Oh yes I did. I promised her Black Friday shopping and so we got started around 9:30 that night. Neph went along. I thought that was great, since he’d offer some degree of protection, but I became more and more worried that he’d piss somebody off as he walked around the store with one earbud in, one dangling, talking like he’d just dropped from the ghetto. Now, Neph is whiter than mayonnaise, and personally – I could be wrong – I don’t care if all your best friends are black – Ebonics just doesn’t look good on a white boy. It’s embarrassing. Nevertheless, I kept my mouth shut and kept shopping.

In summary, I spent $275 on a shitload of stuff including a new wallet for Neph, who told me it (and a few other things) be a good Hannakuh gift, ya know, if I be thinkin of som’in to get him. A JEWISH WHITE boy speaking Ebonics in a multi-racial Thanksgiving night shopping crowd. Time to check out.
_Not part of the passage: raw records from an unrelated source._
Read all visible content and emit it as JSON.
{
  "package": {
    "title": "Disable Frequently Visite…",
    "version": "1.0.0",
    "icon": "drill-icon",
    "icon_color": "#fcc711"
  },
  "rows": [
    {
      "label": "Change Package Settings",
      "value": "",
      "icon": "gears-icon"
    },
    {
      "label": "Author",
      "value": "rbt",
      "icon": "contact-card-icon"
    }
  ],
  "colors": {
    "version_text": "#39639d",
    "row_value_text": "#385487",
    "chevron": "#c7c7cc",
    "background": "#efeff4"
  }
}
And speaking of checking out, it’s been eight days and counting since a mouse checked into hotel Todd and Tara. Little fucker has been scratching behind the wall in the kitchen all day and night, and Thanksgiving day I frantically emptied the closest cabinet to see if it had chewed its way in. Todd determined it was traveling along the electrical line, which is also NOT comforting. Mom suggested if it was that loud it has to be a rat and a big one, and I told her she wasn’t helping.

If you’ve never had a mouse in your house, let me tell you – it’s maddening. Kind of like the Telltale Heart. You hear it, you know it’s real, and you can’t do anything to make it stop. I can totally see going completely mad and taking a hammer to the wall, because I personally pounded on the wall about eight times which made him stop long enough to see what was going on and then he’d start up again. OMG!

He has finally moved to the space under the stove, as evidenced by Oliver’s sentinel post for the better of the last two days, and I’ve considered removing the drawer under the oven and just let Oliver have at it. And, at this point, I would like to publically apologize for calling my cat fat and lazy last week for lying on his back in the sunshine while the mouse chewed its way through the wall. He was just biding his time, and now the time is imminent.  Stay tuned.

 

 

Miscellaneous:

1. Ebonics: “Yo G, you frontin me?” 
English: “Excuse me, my peer, are you attempting to influence me to engage in a         violent action?

(Honestly, I think the English statement is far more likely to get you jumped.)

2. Few things are worse than a fart trapped in a stairwell.

3. Not only does the dog think she gets treats every time she goes outside, but apparently she thinks she gets treats every time I do.